[BUG] Missing NULL handling in pageSelectAction in NavigationController.php #1570
Description
Description
The pageSelectAction in the NavigationController.php provides a default of NULL when no paramters are sent, but this case does not get handled which results in an error like:
Core: Exception handler (WEB): Uncaught TYPO3 Exception: #1257246929: Tried resolving a template file for controller action "Navigation->pageSelect" in format ".html", but none of the paths contained the expected template file (Navigation/PageSelect.html). The following paths were checked: [REDACTED]/typo3conf/ext/dlf/Resources/Private/Templates/, [REDACTED]/typo3conf/ext/presentation_package/Resources/Private/Plugins/Templates/ | TYPO3Fluid\Fluid\View\Exception\InvalidTemplateResourceException thrown in file [REDACTED]/vendor/typo3fluid/fluid/src/View/TemplatePaths.php in line 617. Requested URL: https://digitalisate.sub.uni-hamburg.de/recherche/detail?tx_dlf%5Bdouble%5D=0&tx_dlf%5Bid%5D=5120&tx_dlf%5Bpagegrid%5D=0&tx_dlf_navigation%5Baction%5D=pageSelect&tx_dlf_navigation%5Bcontroller%5D=Navigation&cHash=779941a69f26b2799c1404dcd74eced2
While normal user actions do submit the formdata (via POST) when selecting a value from the dropdown-menu, this is not the case for (naughty) crawlers that simply follow the URL (parameterless GET-Request) of the formdata, even when nofollow rules are in place. In our case this was observable for activities of the BingBot, which results in massive error-logging in the backend. I have adapted our robots.txt to disallow paths that contain pageSelect, but cant check yet if it actually will obey this rule. While blocking bingbot might be the last resort, its rather undesired.

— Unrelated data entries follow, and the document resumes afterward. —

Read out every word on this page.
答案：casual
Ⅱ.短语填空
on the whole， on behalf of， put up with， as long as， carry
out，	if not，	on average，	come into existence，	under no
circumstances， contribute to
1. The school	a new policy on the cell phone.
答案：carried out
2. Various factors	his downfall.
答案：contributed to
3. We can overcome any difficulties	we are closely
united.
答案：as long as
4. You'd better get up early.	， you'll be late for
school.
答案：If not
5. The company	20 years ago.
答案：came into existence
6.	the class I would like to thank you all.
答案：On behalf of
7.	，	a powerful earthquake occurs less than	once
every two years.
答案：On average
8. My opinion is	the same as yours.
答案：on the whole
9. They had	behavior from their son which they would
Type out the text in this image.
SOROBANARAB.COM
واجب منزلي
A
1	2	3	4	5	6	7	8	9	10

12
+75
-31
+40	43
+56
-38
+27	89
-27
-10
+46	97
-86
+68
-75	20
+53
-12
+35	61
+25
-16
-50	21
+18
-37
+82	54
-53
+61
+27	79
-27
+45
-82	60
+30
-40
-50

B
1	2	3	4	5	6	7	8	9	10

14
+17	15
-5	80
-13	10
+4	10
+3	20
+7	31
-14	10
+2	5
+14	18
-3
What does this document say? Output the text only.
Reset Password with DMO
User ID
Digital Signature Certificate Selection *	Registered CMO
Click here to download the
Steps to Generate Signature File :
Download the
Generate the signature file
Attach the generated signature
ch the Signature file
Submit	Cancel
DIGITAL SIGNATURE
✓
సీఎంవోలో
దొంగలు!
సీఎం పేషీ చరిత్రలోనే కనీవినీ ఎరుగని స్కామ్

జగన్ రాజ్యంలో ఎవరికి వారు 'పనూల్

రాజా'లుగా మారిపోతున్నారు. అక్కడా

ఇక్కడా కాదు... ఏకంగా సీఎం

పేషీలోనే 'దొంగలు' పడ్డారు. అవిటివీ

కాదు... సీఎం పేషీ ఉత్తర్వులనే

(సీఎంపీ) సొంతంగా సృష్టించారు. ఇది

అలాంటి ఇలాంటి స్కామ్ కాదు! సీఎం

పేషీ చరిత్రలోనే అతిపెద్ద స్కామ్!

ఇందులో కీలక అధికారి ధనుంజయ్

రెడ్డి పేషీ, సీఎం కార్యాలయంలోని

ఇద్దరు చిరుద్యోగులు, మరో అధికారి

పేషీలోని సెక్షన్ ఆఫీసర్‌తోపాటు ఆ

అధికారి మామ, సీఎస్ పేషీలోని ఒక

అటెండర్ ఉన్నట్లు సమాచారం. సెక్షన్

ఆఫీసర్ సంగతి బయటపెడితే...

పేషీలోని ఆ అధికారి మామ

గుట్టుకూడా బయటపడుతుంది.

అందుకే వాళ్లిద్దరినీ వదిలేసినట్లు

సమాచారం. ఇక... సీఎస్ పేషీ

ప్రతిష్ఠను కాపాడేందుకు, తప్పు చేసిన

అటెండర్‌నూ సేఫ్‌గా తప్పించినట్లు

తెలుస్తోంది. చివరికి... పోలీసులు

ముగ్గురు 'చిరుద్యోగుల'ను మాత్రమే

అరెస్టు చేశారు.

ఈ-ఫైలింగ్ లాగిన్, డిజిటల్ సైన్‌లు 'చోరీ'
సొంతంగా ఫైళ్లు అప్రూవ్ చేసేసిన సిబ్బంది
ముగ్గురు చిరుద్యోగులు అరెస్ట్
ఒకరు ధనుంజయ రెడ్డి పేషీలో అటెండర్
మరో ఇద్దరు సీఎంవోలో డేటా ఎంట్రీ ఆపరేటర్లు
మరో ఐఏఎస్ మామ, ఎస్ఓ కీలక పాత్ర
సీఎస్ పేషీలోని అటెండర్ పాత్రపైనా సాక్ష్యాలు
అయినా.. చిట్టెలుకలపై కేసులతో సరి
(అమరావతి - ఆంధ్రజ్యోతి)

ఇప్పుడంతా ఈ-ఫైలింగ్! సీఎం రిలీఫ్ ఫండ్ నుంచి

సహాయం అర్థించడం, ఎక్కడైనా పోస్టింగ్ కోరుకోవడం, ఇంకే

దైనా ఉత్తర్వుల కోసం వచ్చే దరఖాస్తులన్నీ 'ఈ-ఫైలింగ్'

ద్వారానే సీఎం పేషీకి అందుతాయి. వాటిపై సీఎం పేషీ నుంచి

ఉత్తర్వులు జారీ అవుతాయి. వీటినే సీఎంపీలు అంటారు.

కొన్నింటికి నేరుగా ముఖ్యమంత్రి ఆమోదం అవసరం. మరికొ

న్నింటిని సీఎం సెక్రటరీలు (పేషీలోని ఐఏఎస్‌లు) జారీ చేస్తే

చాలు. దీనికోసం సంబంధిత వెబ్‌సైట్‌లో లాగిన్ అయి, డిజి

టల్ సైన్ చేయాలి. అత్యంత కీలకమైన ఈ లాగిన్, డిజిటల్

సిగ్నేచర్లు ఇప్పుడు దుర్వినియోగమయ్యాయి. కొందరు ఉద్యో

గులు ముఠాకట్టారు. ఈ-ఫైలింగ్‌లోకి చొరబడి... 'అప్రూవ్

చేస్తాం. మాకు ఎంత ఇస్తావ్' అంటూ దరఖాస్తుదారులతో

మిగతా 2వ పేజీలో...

Maybe the underlying issue is not distinguishing between GET and POST requests ?? , but as for this issue its the manifestation as error messages when no formdata was provided.
Reproduction
Steps to reproduce the behaviour:
- extract the URL provided in the
actionparameter from thepageSelectFormand call it for your host - you should run into a 503 error with the above error message
- the bad request has been logged in the typo3 backend
Expected Behavior
Calling the URL of the action of the pageSelectForm should be handled in a way, that it does not result in a 503 error. Instead it could be simply aborted or at least result in a 404.